Hundreds of students with piles of stuff are ready to start another year at the University of Vermont. But one thing they won't have this year is access to cable TV.
Reporter Deanna LeBlanc: So, how do you watch your shows?
Joseph Oteng: I am always online. I am on Netflix and Hulu and even YouTube sometimes.
Oteng is president of UVM's Inter-Residence Association, the group that decided to pull the plug on the cable service.
"Personally, I've moved in-- with my executive board-- 55 students-- and I've only seen one TV so far," Oteng said.
"I'm completely fine with it," said Patrick Strobel, a freshman. "I don't really watch cable at home either, so I'm fine with it."
Even those who brought TVs, like freshman Ally Eardley, say they plan to link them to laptops or gaming systems and watch shows over the internet.
"I like knowing when I want to watch it because I don't want to wait for it to come on," Eardley said.
Four years ago, a survey of students found that 80 percent still preferred cable as their way to watch TV, but a recent survey shows those number have changed substantially.
Only 55 percent of UVM students polled even have a TV in their dorm rooms.

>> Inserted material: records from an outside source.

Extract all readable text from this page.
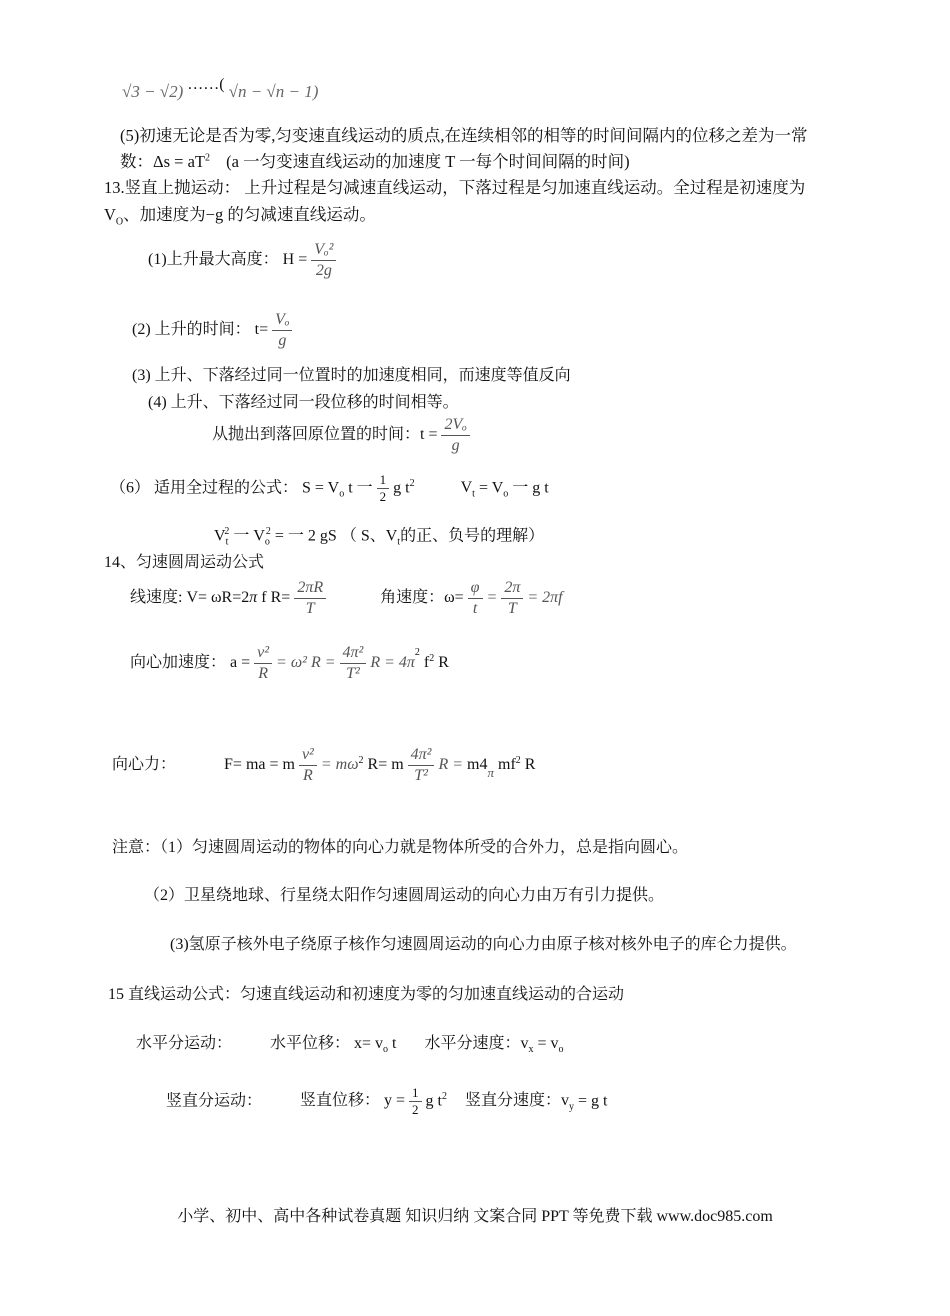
√3 − √2) ……( √n − √n − 1)
(5)初速无论是否为零,匀变速直线运动的质点,在连续相邻的相等的时间间隔内的位移之差为一常
数：$\Delta s = aT^2$ (a 一匀变速直线运动的加速度 T 一每个时间间隔的时间)
13.竖直上抛运动： 上升过程是匀减速直线运动，下落过程是匀加速直线运动。全过程是初速度为
$V_O$、加速度为−g 的匀减速直线运动。
(1)上升最大高度： $H = \frac{\text{Vₒ²}}{2g}$
(2) 上升的时间： $t= \frac{\text{Vₒ}}{g}$
(3) 上升、下落经过同一位置时的加速度相同，而速度等值反向
(4) 上升、下落经过同一段位移的时间相等。
从抛出到落回原位置的时间：$t = \frac{\text{2Vₒ}}{g}$
（6） 适用全过程的公式： $S = V_o$ t 一 $\frac{1}{2}$ g $t^2$	$V_t = V_o$ 一 g t
$V_t^2$ 一 $V_o^2$ = 一 2 gS （ S、$V_t$的正、负号的理解）
14、匀速圆周运动公式
线速度: V= ωR=2π f $R= \frac{2\pi R}{T}$	角速度：$\omega= \frac{\varphi}{t} = \frac{2\pi}{T} = 2\pi f$
向心加速度： $a = \frac{\text{v²}}{R} = \omega^2$ $R = \frac{\text{4π²}}{\text{T²}}$ $R = 4\pi^2$ $f^2$ R
向心力：	F= ma = m $\frac{\text{v²}}{R} = m\omega^2$ R= m $\frac{\text{4π²}}{\text{T²}}$ $R = m4_\pi$ $mf^2$ R
注意：（1）匀速圆周运动的物体的向心力就是物体所受的合外力，总是指向圆心。
（2）卫星绕地球、行星绕太阳作匀速圆周运动的向心力由万有引力提供。
(3)氢原子核外电子绕原子核作匀速圆周运动的向心力由原子核对核外电子的库仑力提供。
15 直线运动公式：匀速直线运动和初速度为零的匀加速直线运动的合运动
水平分运动： 水平位移： $x= v_o$ t 水平分速度：$v_x = v_o$
竖直分运动： 竖直位移： $y = \frac{1}{2}$ g $t^2$ 竖直分速度：$v_y = g$ t
小学、初中、高中各种试卷真题 知识归纳 文案合同 PPT 等免费下载 www.doc985.com
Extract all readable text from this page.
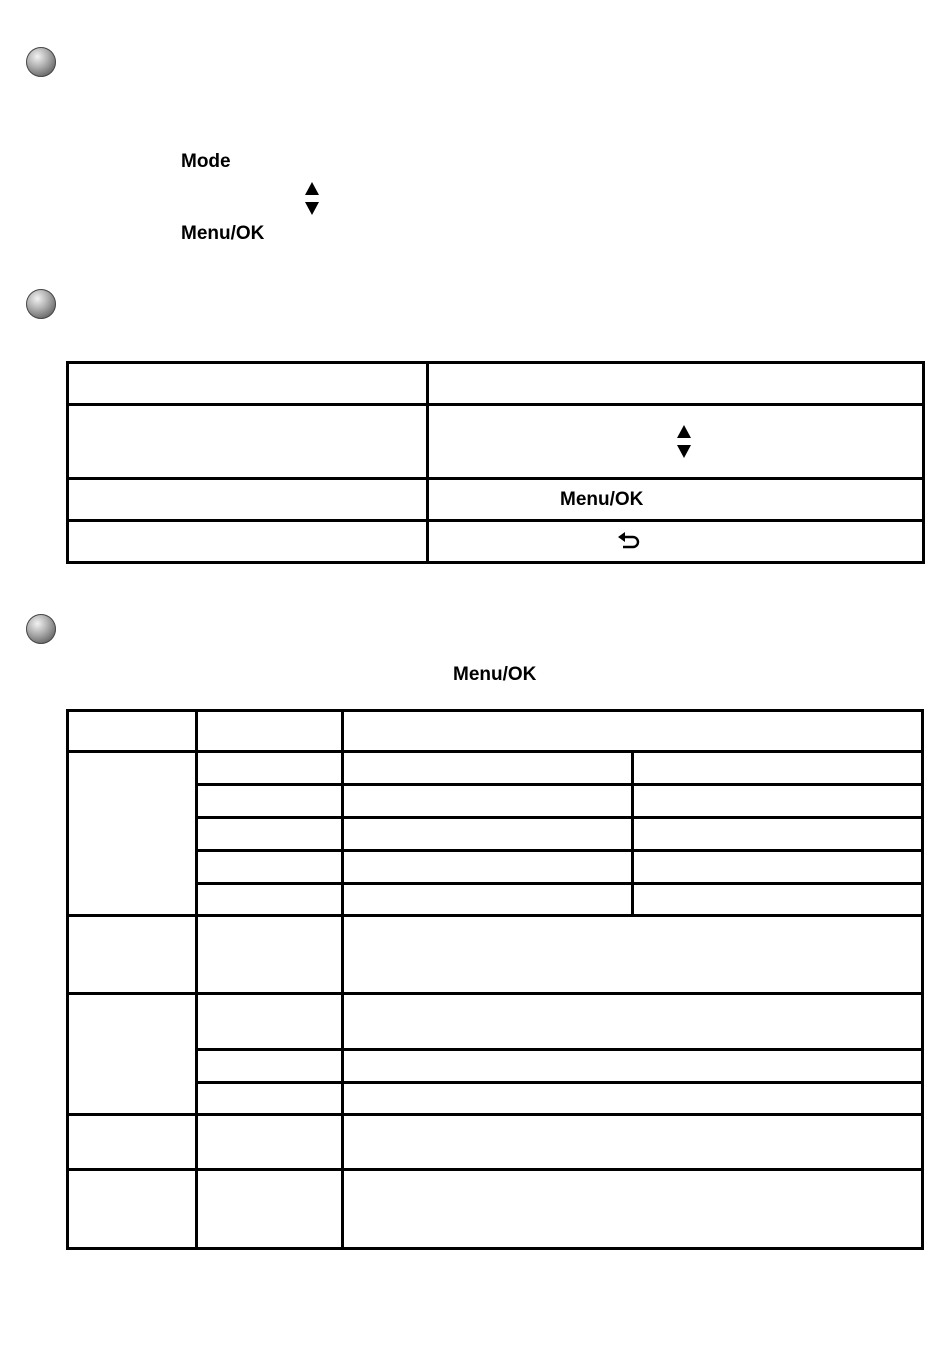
Mode
Menu/OK

	Menu/OK

Menu/OK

And those who do reported watching cable TV an average of just 30 minutes per day.
On the other hand, 86 percent of students reported watching content online about 90 minutes each day.
"It's not appointment television anymore. People aren't sitting down and watching their televisions to view their favorite shows," said Traci Griffith, a media expert and St. Michael's College professor.
Griffith says online streaming is creating a new trend in the way we watch TV.
"Quite often the younger demographic does what is called binge watching, where they watch a whole season of a particular show in one sitting," Griffith said.
Many students say they don't mind paying for online subscriptions and canceling cable is saving the school some money.
"Last I heard it was $200,000 is what we save from cutting cable, so that's going to go toward building up the infrastructure of the internet, covering up the dead spots and speeding up the bandwidth," Oteng said.
High-speed hookups that reflect a growing trend away from traditional TV.
And it's not just students, a recent study by the Consumer Electronics Association shows more than a quarter of all U.S. households now use the internet to watch shows on their TVs.